最先学到的是礼节。
每每他练些刀枪,柳青渝要从旁走过,他依旧目不斜视。但是等她走近了,江弥生的身姿分明还板正,却微微颔首,喊:“阿姐。”
回回张放从旁看着,都心惊胆战。他与宋显分享这个事,分析道:“青姐与阿姐这两种叫法,是完全不一样的。青姐过去的家里事是她的逆鳞,江弥生却屡屡触及她的底线,将来有一天我们把大漠里的狼都吃光了,青姐就会宰了他,让我们分食。”
待张放走了,叶岑也与他分享自己的观点:“张放是个爱情白痴。”
然后停顿良久,没有后文。
宋显只好配合地问道:“此话怎讲?”
叶岑心满意足地开始分析:“按照他的说法,依着柳青渝的性子,江弥生喊出第一声‘阿姐’的时候,就已经被一箭射死了。我看江弥生根本不是个呆子,他才是个狼崽,扮着乖在试探柳青渝的底线,就是为了看看自己在她心目中有多与众不同。看着吧,柳青渝的底线必然会为了他一退再退。”
她说到这里,“嘶”了一声,叹息:“纥石烈阿买怎么还不出来?再没有他的剧情,我的心要为这一对沦陷了。”
宋显“……”
宋显道:“他才这么小,你——”
宋显:“算了。”
柳青渝的底线果真为之一退再退。
她从江弥生跟前过,脸面朝天,只以鼻孔出气,就算是应答,心中却感到纳闷。
也不知他是向谁学的。跟着她的那些猴儿们也会同她打招呼,但都是远远地把头一点,喊道:“青姐!”
都是热烈又张扬的。
哪像江弥生似的,一板一眼,竟透着些许腐儒的味道,分明没什么人教他,却有几分像……温瑜。

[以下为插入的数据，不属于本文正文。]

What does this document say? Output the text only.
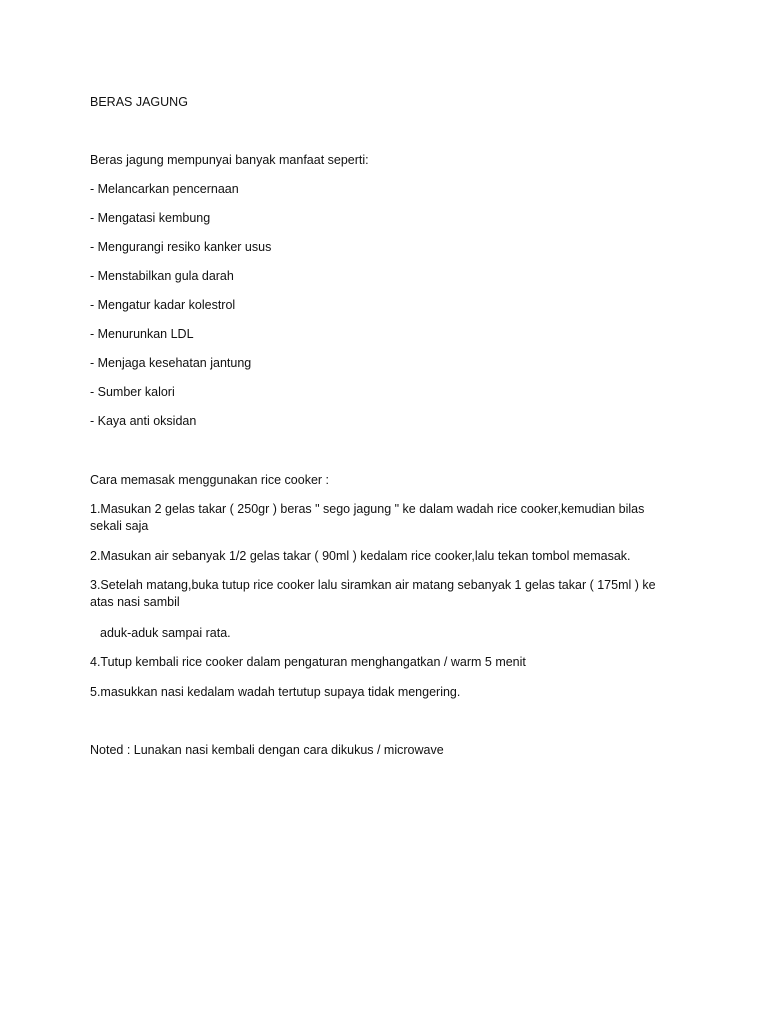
BERAS JAGUNG
Beras jagung mempunyai banyak manfaat seperti:
- Melancarkan pencernaan
- Mengatasi kembung
- Mengurangi resiko kanker usus
- Menstabilkan gula darah
- Mengatur kadar kolestrol
- Menurunkan LDL
- Menjaga kesehatan jantung
- Sumber kalori
- Kaya anti oksidan
Cara memasak menggunakan rice cooker :
1.Masukan 2 gelas takar ( 250gr ) beras " sego jagung " ke dalam wadah rice cooker,kemudian bilas sekali saja
2.Masukan air sebanyak 1/2 gelas takar ( 90ml ) kedalam rice cooker,lalu tekan tombol memasak.
3.Setelah matang,buka tutup rice cooker lalu siramkan air matang sebanyak 1 gelas takar ( 175ml ) ke atas nasi sambil
aduk-aduk sampai rata.
4.Tutup kembali rice cooker dalam pengaturan menghangatkan / warm 5 menit
5.masukkan nasi kedalam wadah tertutup supaya tidak mengering.
Noted : Lunakan nasi kembali dengan cara dikukus / microwave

恍然间她又想起那个古板的儒生,分明长了一双握笔的手,却跑到这个地方来张弓,让粗粝的风把塞外的黄沙吹了满脸。
那时她想不明白许多事。
譬如温执玉的军营里,除了那些应征的兵士,其实十来岁的小孩并不止她一个。男孩女孩皆有,都跟小萝卜头似的,有些甚至是无父无母的孤儿,也留在这渠阳关,跟着在校场上操练。
这个年纪,有这样的力气,到哪里活不下去,何苦被困在渠阳关这个地方呢?
她与温执玉一起站在城墙顶,往外看出去,光秃秃的牧场之外,是望不到尽头的荒漠。
柳青渝闷闷地说:“春风吹不到渠阳关来,梁都的皇帝都不会管这个地方。”
温执玉轻轻一砸她的脑袋,说:“我难道是为了皇帝才来到此处吗?”
他说着也望向远方,眼中却有柳青渝想不明白的迷恋。
温执玉道:“人这一生最可怕之处,就是与一个地方发生牵连。但是人生的最可贵之处,也正在于与一个地方发生了牵连。”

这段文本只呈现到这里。